Xanana Gusmão capturou a essência desta crise moral global. Ele expôs a contradição de um mundo capaz de financiar conflitos militares com verbas astronómicas, mas incapaz de garantir o básico para as suas populações mais vulneráveis. Este é o mundo que nós, como humanidade, construímos: um mundo onde o lucro e o poder muitas vezes prevalecem sobre a dignidade humana e a justiça social.
Essa realidade não é exclusiva das nações mais ricas, nem dos países em desenvolvimento. É uma crise global. No Algarve, por exemplo, assistimos a um crescimento económico impulsionado pelo turismo, mas as questões de desigualdade social, falta de acessibilidade a serviços de saúde adequados, e desafios ambientais, como a seca e a “roleta russa” dos incêndios florestais, continuam a impactar a vida de muitos. O Algarve, assim como muitas outras regiões, não está imune a essa crise de prioridades.
Xanana também criticou a lentidão da comunidade internacional em implementar soluções eficazes para problemas globais, como as mudanças climáticas, a degradação ambiental e as crises humanitárias. A sua defesa por uma reforma estrutural do Conselho de Segurança da ONU é, sem dúvida, pertinente. Esse órgão, criado no rescaldo da Segunda Guerra Mundial, tornou-se obsoleto, incapaz de responder de forma representativa às realidades geopolíticas atuais.
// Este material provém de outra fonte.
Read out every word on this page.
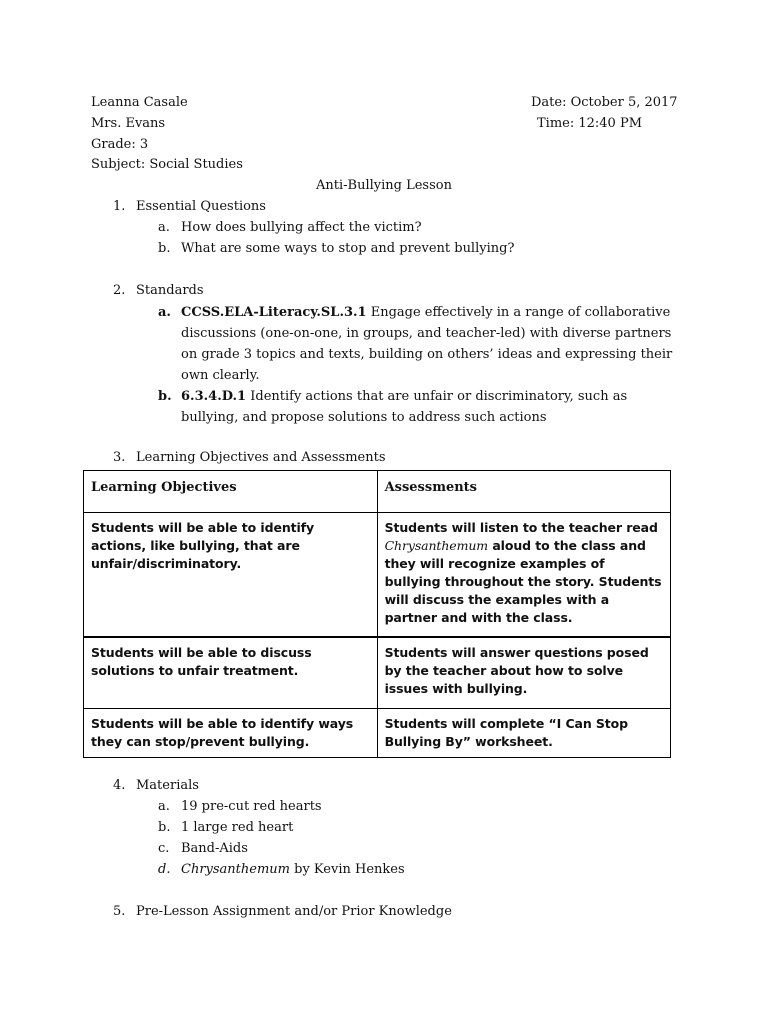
Leanna Casale	Date: October 5, 2017
Mrs. Evans	Time: 12:40 PM
Grade: 3
Subject: Social Studies
Anti-Bullying Lesson
1. Essential Questions
a. How does bullying affect the victim?
b. What are some ways to stop and prevent bullying?
2. Standards
a. CCSS.ELA-Literacy.SL.3.1 Engage effectively in a range of collaborative discussions (one-on-one, in groups, and teacher-led) with diverse partners on grade 3 topics and texts, building on others’ ideas and expressing their own clearly.
b. 6.3.4.D.1 Identify actions that are unfair or discriminatory, such as bullying, and propose solutions to address such actions
3. Learning Objectives and Assessments
Learning Objectives	Assessments
Students will be able to identify actions, like bullying, that are unfair/discriminatory.	Students will listen to the teacher read Chrysanthemum aloud to the class and they will recognize examples of bullying throughout the story. Students will discuss the examples with a partner and with the class.
Students will be able to discuss solutions to unfair treatment.	Students will answer questions posed by the teacher about how to solve issues with bullying.
Students will be able to identify ways they can stop/prevent bullying.	Students will complete “I Can Stop Bullying By” worksheet.
4. Materials
a. 19 pre-cut red hearts
b. 1 large red heart
c. Band-Aids
d. Chrysanthemum by Kevin Henkes
5. Pre-Lesson Assignment and/or Prior Knowledge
Na verdade, o Conselho de Segurança continua a refletir um equilíbrio de poder que já não existe.
A sua defesa de uma maior representação geopolítica, cultural e económica no Conselho de Segurança é um apelo necessário à equidade global. Países como o Brasil, a Índia e a África do Sul têm insistido na necessidade de inclusão permanente, mas a resistência das nações mais poderosas continua a manter o status quo. As nações africanas, em particular, merecem um papel mais destacado, pois são frequentemente as mais atingidas por crises que não geraram.
Olhando para o futuro, devemos perguntar-nos: qual é o legado que estamos a deixar para as gerações futuras? O “Pacto para o Futuro”, o “Pacto Digital Global” e a “Declaração sobre as Gerações Futuras”, adotados durante a cimeira, são um passo na direção certa. Mas serão suficientes? Esses compromissos devem ser mais do que meros acordos no papel. Precisam ser traduzidos em ações concretas e urgentes que verdadeiramente beneficiem os mais vulneráveis.
Se queremos um mundo onde crianças não passem fome enquanto guerras são alimentadas, então precisamos repensar as nossas prioridades globais. O Algarve, uma região onde as caravelas partiram para ligar o mundo e que já enfrentou as mais variadas crises, deve servir como um exemplo de resiliência e de compromisso com a sustentabilidade e o bem-estar social. Devemos todos, em cada canto do mundo e onde há um algarvio, tomar responsabilidade e agir. O futuro do planeta e da humanidade depende das escolhas que fazemos hoje.
Este é o mundo que nós criámos. Mas ainda temos o poder de o mudar.